Je pense que cet enchaînement d’événements est à la source de ma dépression. Je n’aurais jamais imaginé vivre cela. Cette maladie qui à elle seule, peut tuer une personne. Quand j’ai été diagnostiquée, je n’en ai parlé à personne. Seule ma mère était au courant. J’essayais de vivre ma vie, avec ce « handicap ». Je ne voulais pas y penser. Je me disais que ça partirait tout seul.

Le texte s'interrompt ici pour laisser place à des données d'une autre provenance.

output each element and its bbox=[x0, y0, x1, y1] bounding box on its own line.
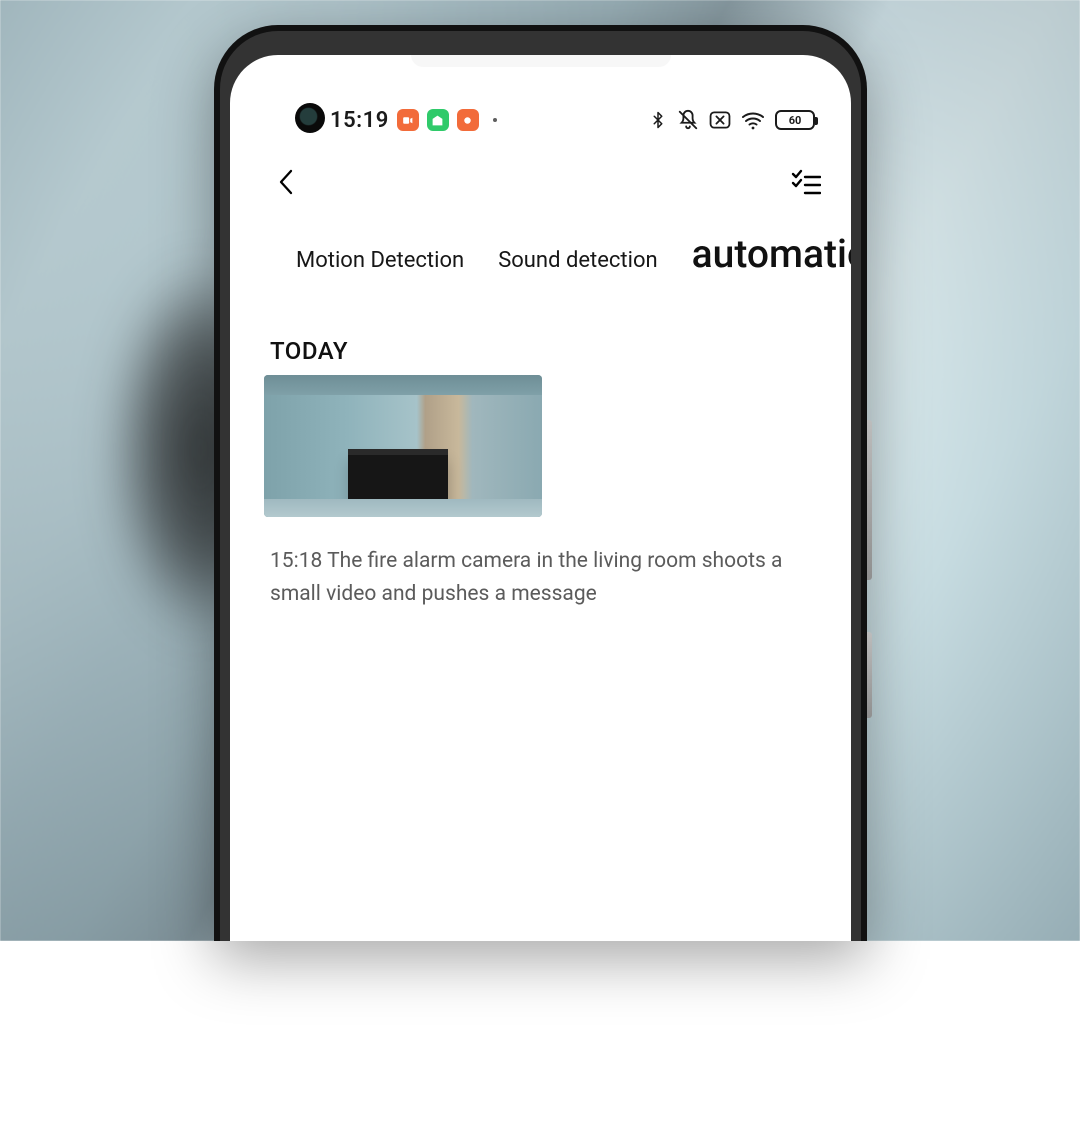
phone-side-button bbox=[867, 420, 872, 580]
tab-sound-detection[interactable]: Sound detection bbox=[498, 248, 657, 273]
thumbnail-image bbox=[264, 499, 542, 517]
mute-icon bbox=[677, 109, 699, 131]
thumbnail-image bbox=[264, 375, 542, 517]
recent-app-icon[interactable] bbox=[397, 109, 419, 131]
bluetooth-icon bbox=[649, 109, 667, 131]
phone-side-button bbox=[867, 632, 872, 718]
tab-bar: Motion Detection Sound detection automat… bbox=[230, 231, 851, 277]
status-time: 15:19 bbox=[330, 108, 389, 133]
battery-percent: 60 bbox=[789, 114, 802, 127]
phone-mockup: 15:19 bbox=[214, 25, 867, 941]
battery-indicator: 60 bbox=[775, 110, 815, 130]
event-caption: 15:18 The fire alarm camera in the livin… bbox=[270, 545, 811, 610]
background-bottom bbox=[0, 941, 1080, 1135]
notch bbox=[411, 55, 671, 67]
status-bar-right: 60 bbox=[649, 109, 815, 131]
phone-screen: 15:19 bbox=[230, 55, 851, 941]
more-apps-indicator bbox=[493, 118, 497, 122]
select-list-button[interactable] bbox=[789, 165, 823, 199]
tab-motion-detection[interactable]: Motion Detection bbox=[296, 248, 464, 273]
recent-app-icon[interactable] bbox=[457, 109, 479, 131]
recent-app-icon[interactable] bbox=[427, 109, 449, 131]
status-bar: 15:19 bbox=[230, 103, 851, 137]
back-button[interactable] bbox=[270, 165, 304, 199]
event-thumbnail[interactable] bbox=[264, 375, 542, 517]
close-box-icon bbox=[709, 111, 731, 129]
section-header-today: TODAY bbox=[270, 337, 348, 365]
wifi-icon bbox=[741, 110, 765, 130]
nav-bar bbox=[230, 157, 851, 207]
tab-automation[interactable]: automation bbox=[692, 231, 851, 277]
status-bar-left: 15:19 bbox=[330, 108, 497, 133]
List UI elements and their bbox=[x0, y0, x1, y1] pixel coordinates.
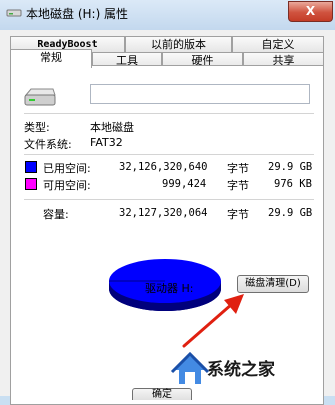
divider bbox=[24, 199, 314, 200]
used-space-bytes: 32,126,320,640 bbox=[119, 161, 208, 173]
tab-customize[interactable]: 自定义 bbox=[232, 36, 324, 52]
free-space-bytes: 999,424 bbox=[162, 178, 207, 190]
window-title: 本地磁盘 (H:) 属性 bbox=[26, 7, 129, 21]
red-arrow-annotation bbox=[182, 294, 244, 348]
tab-previous-versions[interactable]: 以前的版本 bbox=[125, 36, 232, 52]
used-space-label: 已用空间: bbox=[43, 162, 91, 175]
general-tab-panel bbox=[10, 65, 324, 405]
used-space-size: 29.9 GB bbox=[268, 161, 313, 173]
tab-general[interactable]: 常规 bbox=[10, 49, 92, 68]
divider bbox=[24, 154, 314, 155]
used-space-swatch bbox=[25, 161, 37, 173]
type-label: 类型: bbox=[24, 121, 50, 134]
volume-name-input[interactable] bbox=[90, 84, 310, 104]
watermark-text: 系统之家 bbox=[207, 360, 275, 380]
free-space-swatch bbox=[25, 178, 37, 190]
divider bbox=[24, 113, 314, 114]
capacity-unit: 字节 bbox=[227, 208, 249, 221]
drive-icon bbox=[6, 9, 22, 17]
type-value: 本地磁盘 bbox=[90, 121, 134, 134]
capacity-size: 29.9 GB bbox=[268, 207, 313, 219]
title-bar: 本地磁盘 (H:) 属性 X bbox=[0, 0, 335, 30]
hard-disk-icon bbox=[24, 88, 56, 106]
file-system-value: FAT32 bbox=[90, 136, 123, 149]
used-space-unit: 字节 bbox=[227, 162, 249, 175]
close-button[interactable]: X bbox=[288, 1, 333, 22]
free-space-unit: 字节 bbox=[227, 179, 249, 192]
capacity-bytes: 32,127,320,064 bbox=[119, 207, 208, 219]
capacity-label: 容量: bbox=[43, 208, 69, 221]
free-space-size: 976 KB bbox=[274, 178, 312, 190]
free-space-label: 可用空间: bbox=[43, 179, 91, 192]
file-system-label: 文件系统: bbox=[24, 138, 72, 151]
house-logo-icon bbox=[170, 351, 210, 384]
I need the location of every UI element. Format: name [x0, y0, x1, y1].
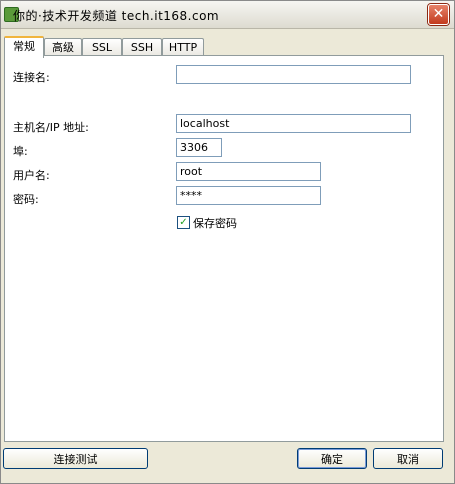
close-button[interactable]: ✕	[428, 4, 449, 25]
test-connection-button[interactable]: 连接测试	[3, 448, 148, 469]
checkbox-check-icon: ✓	[177, 216, 190, 229]
tab-ssl[interactable]: SSL	[82, 38, 122, 56]
tab-http[interactable]: HTTP	[162, 38, 204, 56]
port-input[interactable]	[176, 138, 222, 157]
tab-general[interactable]: 常规	[4, 36, 44, 58]
password-input[interactable]	[176, 186, 321, 205]
host-label: 主机名/IP 地址:	[13, 121, 89, 134]
tab-panel-general: 连接名: 主机名/IP 地址: 埠: 用户名: 密码: ✓ 保存密码	[4, 55, 444, 442]
password-label: 密码:	[13, 193, 39, 206]
host-input[interactable]	[176, 114, 411, 133]
cancel-button[interactable]: 取消	[373, 448, 443, 469]
save-password-label: 保存密码	[193, 217, 237, 230]
tab-ssh[interactable]: SSH	[122, 38, 162, 56]
title-bar[interactable]: 你的·技术开发频道 tech.it168.com ✕	[1, 1, 454, 29]
tab-advanced[interactable]: 高级	[44, 38, 82, 56]
username-input[interactable]	[176, 162, 321, 181]
dialog-window: 你的·技术开发频道 tech.it168.com ✕ 常规 高级 SSL SSH…	[0, 0, 455, 484]
connection-name-input[interactable]	[176, 65, 411, 84]
ok-button[interactable]: 确定	[297, 448, 367, 469]
close-icon: ✕	[432, 6, 445, 22]
port-label: 埠:	[13, 145, 28, 158]
watermark-text: 你的·技术开发频道 tech.it168.com	[13, 9, 220, 23]
connection-name-label: 连接名:	[13, 71, 50, 84]
username-label: 用户名:	[13, 169, 50, 182]
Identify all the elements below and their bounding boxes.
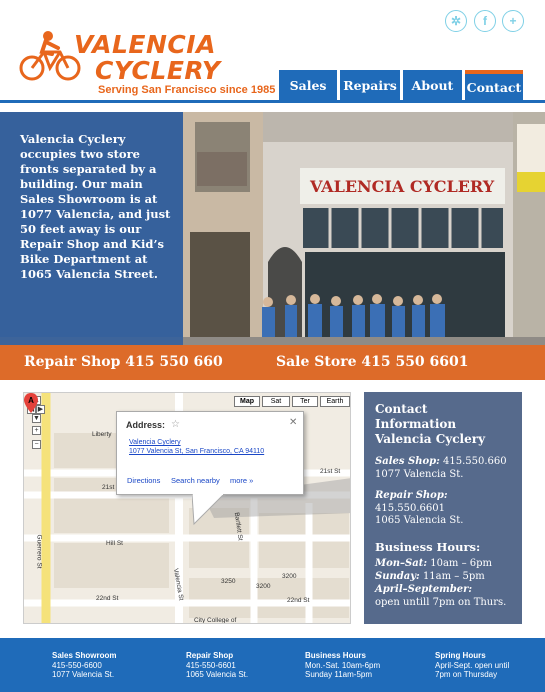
street-label: 21st St — [320, 468, 341, 475]
footer-line: Mon.-Sat. 10am-6pm — [305, 660, 381, 670]
street-label: Hill St — [106, 540, 123, 547]
hours-label: Sunday: — [375, 570, 420, 582]
map-info-window: Address: ☆ ✕ Valencia Cyclery 1077 Valen… — [116, 411, 304, 495]
marker-label: A — [28, 396, 34, 405]
nav-repairs[interactable]: Repairs — [340, 70, 400, 100]
popup-title: Address: — [126, 420, 166, 430]
logo-name-line2: CYCLERY — [95, 56, 221, 85]
popup-address-link[interactable]: 1077 Valencia St, San Francisco, CA 9411… — [129, 448, 264, 455]
facebook-icon[interactable]: f — [474, 10, 496, 32]
street-number: 3200 — [282, 573, 297, 580]
nav-about[interactable]: About — [403, 70, 462, 100]
hours-value: open untill 7pm on Thurs. — [375, 596, 507, 608]
hours-label: Mon–Sat: — [375, 557, 428, 569]
footer-line[interactable]: 415-550-6600 — [52, 661, 116, 671]
street-label: Guerrero St — [35, 534, 43, 569]
street-label: City College of — [194, 617, 237, 624]
footer-sales-showroom: Sales Showroom 415-550-6600 1077 Valenci… — [52, 651, 116, 680]
site-header: VALENCIA CYCLERY Serving San Francisco s… — [0, 0, 545, 112]
logo-name-line1: VALENCIA — [74, 30, 216, 59]
close-icon[interactable]: ✕ — [289, 417, 297, 428]
repair-shop-phone[interactable]: 415.550.6601 — [375, 503, 445, 514]
popup-business-link[interactable]: Valencia Cyclery — [129, 439, 181, 446]
sales-shop-info: Sales Shop: 415.550.660 1077 Valencia St… — [375, 456, 511, 481]
footer-repair-shop: Repair Shop 415-550-6601 1065 Valencia S… — [186, 651, 248, 680]
map-type-map[interactable]: Map — [234, 396, 260, 407]
repair-phone[interactable]: Repair Shop 415 550 660 — [24, 354, 223, 370]
star-icon[interactable]: ☆ — [171, 419, 180, 430]
footer-line: 1065 Valencia St. — [186, 670, 249, 679]
footer-spring-hours: Spring Hours April-Sept. open until 7pm … — [435, 651, 509, 680]
hours-label: April–September: — [375, 583, 473, 595]
contact-title: Contact Information Valencia Cyclery — [375, 402, 486, 446]
street-number: 3200 — [256, 583, 271, 590]
hours-list: Mon–Sat: 10am – 6pm Sunday: 11am – 5pm A… — [375, 557, 511, 609]
street-label: 22nd St — [287, 597, 310, 604]
footer-line: Sunday 11am-5pm — [305, 670, 372, 679]
street-number: 3250 — [221, 578, 236, 585]
hero-section: VALENCIA CYCLERY Valencia Cyclery occupi… — [0, 112, 545, 380]
map-marker-icon[interactable]: A — [24, 393, 38, 413]
street-label: Liberty — [92, 431, 112, 438]
map-type-terrain[interactable]: Ter — [292, 396, 318, 407]
sales-shop-phone[interactable]: 415.550.660 — [443, 456, 507, 467]
footer-line: April-Sept. open until — [435, 660, 510, 670]
sales-shop-label: Sales Shop: — [375, 456, 440, 467]
search-nearby-link[interactable]: Search nearby — [171, 476, 220, 485]
location-map[interactable]: ▲ ◀ ▶ ▼ + − Map Sat Ter Earth Liberty 21… — [23, 392, 351, 624]
main-nav: Sales Repairs About Contact — [279, 70, 523, 100]
footer-line: 7pm on Thursday — [435, 670, 498, 679]
more-link[interactable]: more » — [230, 476, 253, 485]
footer-line: 1077 Valencia St. — [52, 670, 115, 679]
gear-icon[interactable]: ✲ — [445, 10, 467, 32]
footer-business-hours: Business Hours Mon.-Sat. 10am-6pm Sunday… — [305, 651, 380, 680]
footer-column-title: Repair Shop — [186, 651, 234, 660]
map-type-satellite[interactable]: Sat — [262, 396, 290, 407]
footer-column-title: Sales Showroom — [52, 651, 117, 660]
site-logo[interactable]: VALENCIA CYCLERY Serving San Francisco s… — [18, 28, 275, 100]
zoom-in-icon[interactable]: + — [32, 426, 41, 435]
popup-tail — [192, 494, 225, 526]
plus-icon[interactable]: + — [502, 10, 524, 32]
street-label: 21st — [102, 484, 115, 491]
map-type-earth[interactable]: Earth — [320, 396, 350, 407]
footer-column-title: Business Hours — [305, 651, 366, 660]
sales-shop-address: 1077 Valencia St. — [375, 468, 464, 480]
pan-down-icon[interactable]: ▼ — [32, 414, 41, 423]
nav-sales[interactable]: Sales — [279, 70, 337, 100]
hero-intro-text: Valencia Cyclery occupies two store fron… — [20, 132, 171, 281]
hours-value: 10am – 6pm — [430, 557, 492, 569]
hours-value: 11am – 5pm — [422, 570, 485, 582]
hours-title: Business Hours: — [375, 539, 481, 554]
nav-contact[interactable]: Contact — [465, 70, 523, 100]
storefront-sign: VALENCIA CYCLERY — [309, 177, 495, 196]
directions-link[interactable]: Directions — [127, 476, 160, 485]
footer-column-title: Spring Hours — [435, 651, 486, 660]
street-label: 22nd St — [96, 595, 119, 602]
repair-shop-info: Repair Shop: 415.550.6601 1065 Valencia … — [375, 490, 511, 528]
footer-line[interactable]: 415-550-6601 — [186, 661, 248, 671]
contact-panel: Contact Information Valencia Cyclery Sal… — [364, 392, 522, 624]
repair-shop-address: 1065 Valencia St. — [375, 515, 464, 526]
header-divider — [0, 100, 545, 103]
logo-tagline: Serving San Francisco since 1985 — [98, 84, 276, 96]
repair-shop-label: Repair Shop: — [375, 490, 448, 501]
sale-phone[interactable]: Sale Store 415 550 6601 — [276, 354, 469, 370]
site-footer: Sales Showroom 415-550-6600 1077 Valenci… — [0, 638, 545, 692]
zoom-out-icon[interactable]: − — [32, 440, 41, 449]
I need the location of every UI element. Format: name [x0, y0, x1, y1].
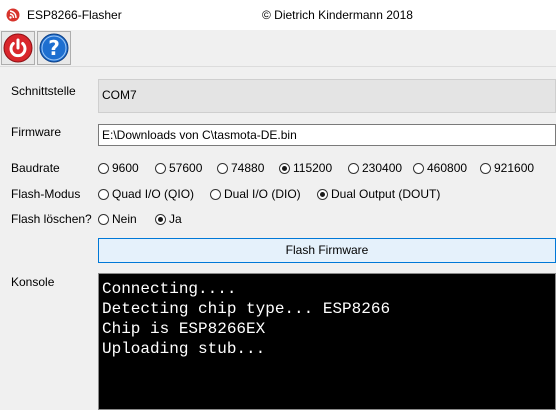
flash-firmware-button[interactable]: Flash Firmware — [98, 238, 556, 263]
erase-radio-ja[interactable]: Ja — [155, 211, 182, 227]
svg-text:?: ? — [48, 36, 60, 60]
baud-radio-921600[interactable]: 921600 — [480, 160, 534, 176]
espressif-logo-icon — [6, 8, 20, 22]
baud-radio-9600[interactable]: 9600 — [98, 160, 139, 176]
baud-radio-74880[interactable]: 74880 — [217, 160, 264, 176]
console-label: Konsole — [11, 275, 55, 289]
window-title: ESP8266-Flasher — [27, 8, 122, 22]
toolbar: ? — [0, 30, 556, 67]
port-value: COM7 — [102, 88, 137, 102]
quit-button[interactable] — [1, 31, 35, 65]
firmware-path-value: E:\Downloads von C\tasmota-DE.bin — [102, 128, 297, 142]
baud-radio-57600[interactable]: 57600 — [155, 160, 202, 176]
console-line: Uploading stub... — [102, 340, 266, 358]
title-bar: ESP8266-Flasher © Dietrich Kindermann 20… — [0, 0, 556, 30]
mode-radio-dio[interactable]: Dual I/O (DIO) — [210, 186, 301, 202]
firmware-label: Firmware — [11, 125, 61, 139]
console-line: Detecting chip type... ESP8266 — [102, 300, 391, 318]
erase-radio-nein[interactable]: Nein — [98, 211, 137, 227]
baud-radio-115200[interactable]: 115200 — [279, 160, 332, 176]
copyright-text: © Dietrich Kindermann 2018 — [262, 8, 413, 22]
port-select[interactable]: COM7 — [98, 79, 556, 113]
power-icon — [3, 33, 33, 63]
console-output: Connecting.... Detecting chip type... ES… — [98, 273, 556, 410]
help-icon: ? — [39, 33, 69, 63]
help-button[interactable]: ? — [37, 31, 71, 65]
firmware-path-field[interactable]: E:\Downloads von C\tasmota-DE.bin — [98, 124, 556, 146]
baud-label: Baudrate — [11, 161, 60, 175]
port-label: Schnittstelle — [11, 84, 76, 98]
baud-radio-460800[interactable]: 460800 — [413, 160, 467, 176]
console-line: Chip is ESP8266EX — [102, 320, 266, 338]
baud-radio-230400[interactable]: 230400 — [348, 160, 402, 176]
erase-flash-label: Flash löschen? — [11, 212, 92, 226]
flash-mode-label: Flash-Modus — [11, 187, 81, 201]
console-line: Connecting.... — [102, 280, 237, 298]
mode-radio-qio[interactable]: Quad I/O (QIO) — [98, 186, 194, 202]
mode-radio-dout[interactable]: Dual Output (DOUT) — [317, 186, 440, 202]
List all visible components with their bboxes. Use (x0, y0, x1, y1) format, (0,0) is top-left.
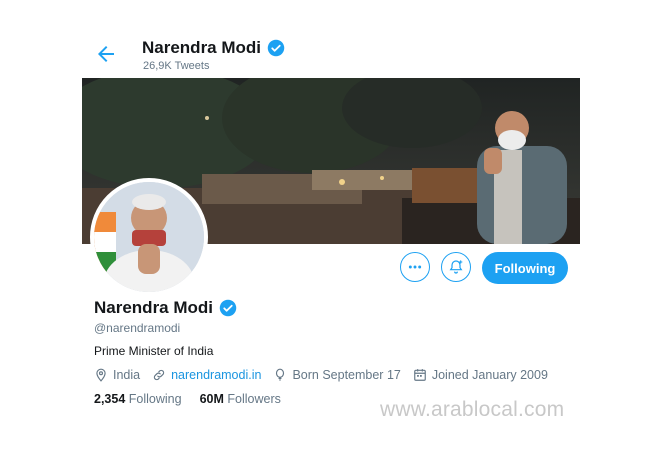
following-label: Following (128, 392, 182, 406)
watermark: www.arablocal.com (380, 398, 565, 421)
balloon-icon (276, 368, 285, 381)
profile-bio: Prime Minister of India (94, 344, 214, 358)
birthday-text: Born September 17 (292, 368, 401, 382)
joined-item: Joined January 2009 (413, 368, 548, 382)
location-text: India (113, 368, 141, 382)
profile-name: Narendra Modi (94, 298, 237, 318)
profile-meta: India narendramodi.in Born September 17 … (94, 368, 560, 382)
location-pin-icon (96, 368, 106, 382)
profile-handle: @narendramodi (94, 321, 181, 335)
link-icon (154, 369, 165, 381)
website-link[interactable]: narendramodi.in (171, 368, 261, 382)
following-button[interactable]: Following (482, 252, 568, 284)
location-item: India (94, 368, 140, 382)
followers-count: 60M (199, 392, 224, 406)
following-count-link[interactable]: 2,354 Following (94, 392, 182, 406)
profile-name-text: Narendra Modi (94, 298, 214, 317)
profile-avatar[interactable] (90, 178, 208, 296)
header-title: Narendra Modi (142, 38, 285, 58)
header-name-text: Narendra Modi (142, 38, 262, 57)
bell-plus-icon (449, 260, 463, 274)
avatar-photo (94, 182, 204, 292)
website-item: narendramodi.in (152, 368, 261, 382)
back-arrow-icon[interactable] (94, 42, 118, 66)
verified-badge-icon (219, 299, 237, 317)
follow-counts: 2,354 Following 60M Followers (94, 392, 281, 406)
followers-label: Followers (227, 392, 281, 406)
birthday-item: Born September 17 (273, 368, 401, 382)
more-options-icon (408, 265, 422, 269)
profile-header: Narendra Modi 26,9K Tweets (82, 30, 582, 76)
calendar-icon (414, 369, 426, 381)
tweet-count: 26,9K Tweets (143, 60, 210, 72)
following-count: 2,354 (94, 392, 126, 406)
followers-count-link[interactable]: 60M Followers (200, 392, 281, 406)
more-options-button[interactable] (400, 252, 430, 282)
verified-badge-icon (267, 39, 285, 57)
notifications-button[interactable] (441, 252, 471, 282)
joined-text: Joined January 2009 (431, 368, 548, 382)
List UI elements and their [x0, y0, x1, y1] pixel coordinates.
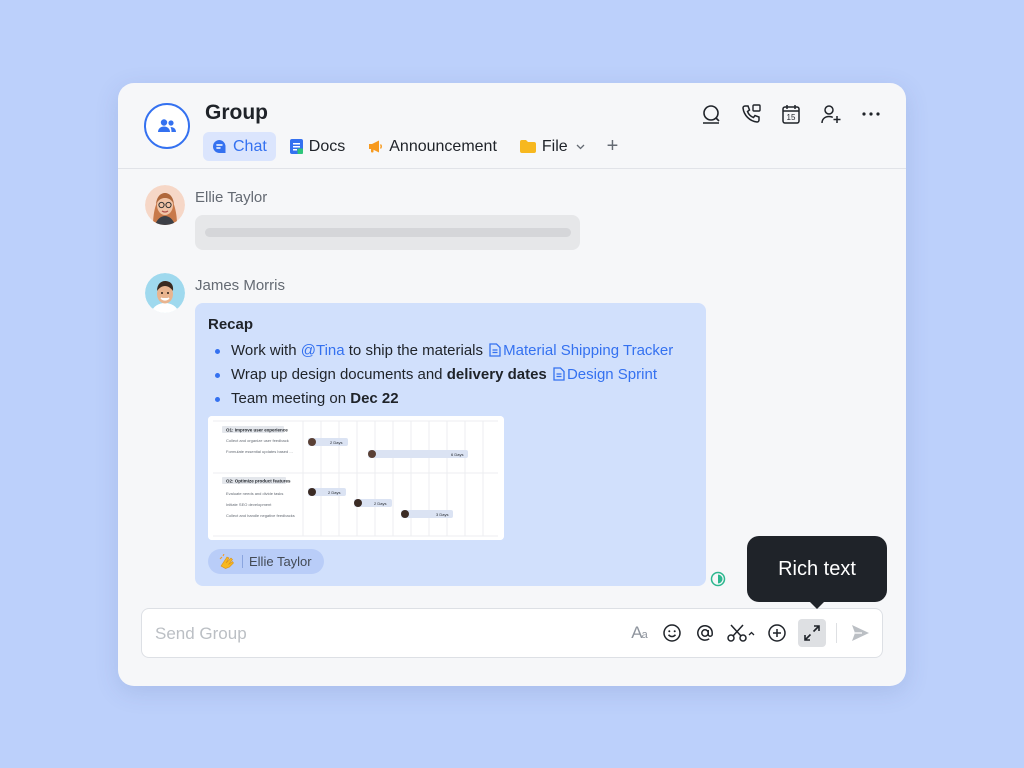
send-icon[interactable] [848, 618, 872, 648]
tab-file[interactable]: File [511, 132, 594, 161]
chat-header: Group Chat Docs Announcement File + 15 [118, 83, 906, 169]
gantt-group-title: O1: Improve user experience [226, 428, 288, 433]
text-format-glyph: Aa [631, 623, 648, 643]
avatar[interactable] [145, 273, 185, 313]
document-icon [553, 367, 565, 381]
search-icon[interactable] [700, 103, 722, 125]
gantt-bar-label: 3 Days [436, 512, 448, 517]
bullet-text: Work with [231, 342, 301, 359]
tab-label: File [541, 137, 568, 155]
gantt-task: Formulate essential updates based ... [226, 449, 293, 454]
screenshot-icon[interactable] [726, 618, 756, 648]
megaphone-icon [369, 140, 383, 153]
tab-announcement[interactable]: Announcement [359, 132, 506, 161]
document-icon [489, 343, 501, 357]
tab-label: Chat [233, 137, 267, 155]
gantt-bar-label: 2 Days [374, 501, 386, 506]
header-actions: 15 [700, 103, 882, 125]
text-placeholder-line [205, 228, 571, 237]
recap-title: Recap [208, 316, 254, 333]
folder-icon [519, 140, 536, 153]
bold-text: delivery dates [446, 366, 547, 383]
add-member-icon[interactable] [820, 103, 842, 125]
add-tab-button[interactable]: + [607, 135, 619, 158]
sender-name: Ellie Taylor [195, 189, 268, 206]
rich-text-tooltip: Rich text [747, 536, 887, 602]
group-icon [158, 119, 176, 132]
chevron-down-icon [576, 144, 585, 149]
text-format-label: A [631, 623, 642, 642]
tab-bar: Chat Docs Announcement File + [203, 132, 618, 161]
emoji-icon[interactable] [660, 618, 684, 648]
read-status-icon [710, 571, 726, 587]
input-placeholder: Send Group [155, 624, 247, 643]
clapping-hands-icon [219, 553, 234, 569]
divider [242, 555, 243, 568]
sender-name: James Morris [195, 277, 286, 294]
reaction-chip[interactable]: Ellie Taylor [208, 549, 324, 574]
mention-icon[interactable] [693, 618, 717, 648]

J’étais vide, ressentant de la mélancolie. Mais je ne voulais pas de compassion. Je continuais donc à sourire. Les gens me voyaient heureuse, pensant que tout allait bien, et c’était mieux comme ça.

Mes parents avaient des avis différents. Ma mère me soutenait mais dans notre famille d’origine turque, ce genre de problème, la dépression, l’anxiété, n’avait pas sa place. Mon père, lui, n’en avait absolument rien à faire, mais je m’en fichais. Le soutien de ma mère et ma sœur, c’était largement suffisant. Elles me proposaient de voir une psychologue, mais j’ai toujours refusé. Pour moi, la clé, c’était le temps. Il fallait donc que j’attende.

J’ai commencé à aller mieux

Je n’aurais jamais imaginé pouvoir redire cela, mais j’étais heureuse. Je me sentais bien, sans médicaments, sans psychologue, sans rien. Mon sourire n’était plus forcé, il était sincère. Entre-temps, cette fille avait déménagé dans un autre pays. J’ai coupé les ponts avec elle, j’étais soulagée de ne jamais la revoir.

Aujourd’hui, je vais bien, je suis entourée de bonnes amies, qui me comprennent. J’ai des fois des hauts et des bas, mais je me sens bien mieux qu’avant. Pouvoir rigoler, vivre comme les autres, cela ne signifie qu’une chose : je ne suis plus dans la dépression. Étant croyante, je pense que Dieu m’a aidée. Il m’a sauvée, et je lui dois tout.

Quand je repense à cette période, je me dis que j’aurais pu y passer. Pour mes parents, ce n’était rien, seulement une phase de l’adolescence. J’ai toujours peur que ça revienne, que j’aie encore à subir tout ça. Si je pouvais donner un conseil, pour s’en sortir, c’est de se donner des objectifs. Accomplir des choses qui poussent petit à petit vers la liberté.